Mısırlı askeri yetkililer İsrailli mevkidaşlarıyla görüşmelerini iptal etti

Karar, özellikle Sina'da gerekli iş birliği göz önüne alındığında İsrail tarafını büyük ölçüde kızdırdı.

Bu ayın başlarında Mısır ile Gazze Şeridi arasındaki Refah Sınır Kapısı’nda konuşlanan Mısır ordusu askerleri (DPA)
Bu ayın başlarında Mısır ile Gazze Şeridi arasındaki Refah Sınır Kapısı’nda konuşlanan Mısır ordusu askerleri (DPA)
TT

Mısırlı askeri yetkililer İsrailli mevkidaşlarıyla görüşmelerini iptal etti

Bu ayın başlarında Mısır ile Gazze Şeridi arasındaki Refah Sınır Kapısı’nda konuşlanan Mısır ordusu askerleri (DPA)
Bu ayın başlarında Mısır ile Gazze Şeridi arasındaki Refah Sınır Kapısı’nda konuşlanan Mısır ordusu askerleri (DPA)

İsrailli bir kaynağın İsrail i24 televizyonuna verdiği bilgiye göre, Mısırlı askeri yetkililer İsrailli mevkidaşlarıyla yapmayı planladıkları görüşmeleri herhangi bir uyarıda bulunmadan iptal etti.

Bu hamle, İsrail ordusunun Refah Sınır Kapısı’nın Filistin tarafını kontrol altına almasının ardından Refah'ın doğusunda artan gerilimin ardından geldi. İsrailli kaynaklar bu ani iptalin iki ülke arasında giderek kötüleşen bir diplomatik krize işaret ettiğini bildirdi.

Mısır daha önce İsrail'i Refah'a saldırmaması konusunda uyarmış ve bunun bir şekilde Mısır'ın ulusal güvenliğini etkileyeceğini iddia etmişti. Ancak İsrail geçen hafta sınırlı olduğunu söylediği bir operasyonla Refah'ın doğusuna girdi ve bu sırada sınır kapısının Filistin tarafının kontrolünü de ele geçirdi. Mısır'ın bu hamleye yanıtı ise Güney Afrika'nın Gazze Şeridi'nde soykırım yaptığı gerekçesiyle Uluslararası Ceza Mahkemesi'nde (UCM) İsrail aleyhine açtığı davayı desteklediğini açıklamak oldu.

İsrail raporunda “Mısır'ın yaptığı bir depremdi” denildi.

Askeri toplantıların iptali, özellikle Sina Yarımadası'nda gerekli iş birliği göz önüne alındığında, İsrail tarafını büyük ölçüde kızdırdı.

bgrtny
Refah’taki İsrail güçleri (İsrail ordusu - AFP)

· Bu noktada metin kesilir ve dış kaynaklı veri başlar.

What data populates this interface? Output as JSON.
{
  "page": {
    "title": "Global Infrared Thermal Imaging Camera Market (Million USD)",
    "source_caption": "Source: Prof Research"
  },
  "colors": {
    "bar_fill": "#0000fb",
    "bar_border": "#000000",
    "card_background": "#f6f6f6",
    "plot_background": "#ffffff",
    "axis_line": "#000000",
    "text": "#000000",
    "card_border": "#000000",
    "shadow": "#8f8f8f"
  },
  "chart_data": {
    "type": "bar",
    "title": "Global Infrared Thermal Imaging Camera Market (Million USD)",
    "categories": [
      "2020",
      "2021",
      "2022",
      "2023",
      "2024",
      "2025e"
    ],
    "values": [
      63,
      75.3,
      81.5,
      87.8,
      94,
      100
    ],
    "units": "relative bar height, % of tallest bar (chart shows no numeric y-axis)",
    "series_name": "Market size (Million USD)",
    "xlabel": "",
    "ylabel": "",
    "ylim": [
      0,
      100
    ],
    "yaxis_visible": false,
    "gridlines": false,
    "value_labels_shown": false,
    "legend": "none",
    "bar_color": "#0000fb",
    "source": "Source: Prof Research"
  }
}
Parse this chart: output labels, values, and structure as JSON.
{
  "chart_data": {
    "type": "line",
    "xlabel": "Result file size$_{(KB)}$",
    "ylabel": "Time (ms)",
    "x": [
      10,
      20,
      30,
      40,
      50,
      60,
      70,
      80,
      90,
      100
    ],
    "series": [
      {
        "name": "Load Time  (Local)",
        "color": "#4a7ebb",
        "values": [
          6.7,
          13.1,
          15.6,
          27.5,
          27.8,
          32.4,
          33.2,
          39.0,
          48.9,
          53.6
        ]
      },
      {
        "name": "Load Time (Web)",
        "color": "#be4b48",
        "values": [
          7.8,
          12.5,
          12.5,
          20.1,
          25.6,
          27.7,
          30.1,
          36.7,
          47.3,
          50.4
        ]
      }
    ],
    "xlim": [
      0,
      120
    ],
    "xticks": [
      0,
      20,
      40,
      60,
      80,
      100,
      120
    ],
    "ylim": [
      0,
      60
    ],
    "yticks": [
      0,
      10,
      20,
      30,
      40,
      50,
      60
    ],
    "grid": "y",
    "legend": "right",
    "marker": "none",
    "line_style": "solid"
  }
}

Mısır'da hiçbir yetkili barış anlaşmasının askıya alınması ya da iptal edilmesi ihtimalinden açıkça söz etmemiş olsa da İsrail'de Kahire'deki karar alma merkezine yakın medya ve araştırmacılar açık tehditler tespit ettiler.

Tel Aviv Üniversitesi Ulusal Güvenlik Araştırmaları Enstitüsü'nde araştırmacı olan Ofir Winter, “Mısır'ın Güney Afrika Cumhuriyeti'nin UCM’de İsrail aleyhine açtığı davaya katıldığını açıklaması, ordunun Refah'a sınırlı müdahalesinin başlamasından bu yana iki ülke arasında gözlemlenen gerginliğin arttığının bir göstergesidir. Bu hamle, İsrail'e Refah'taki operasyonu genişletmemesi için uluslararası baskıyı arttırmayı, Mısır ve Arap kamuoyuna İsrail ordusunun yaptıklarına ortak olmadığını anlatmayı ve İsrail'e operasyona devam etmenin iki ülke arasındaki ilişkilere bir bedeli olacağını açıkça göstermeyi amaçlamaktadır” ifadelerini kullandı.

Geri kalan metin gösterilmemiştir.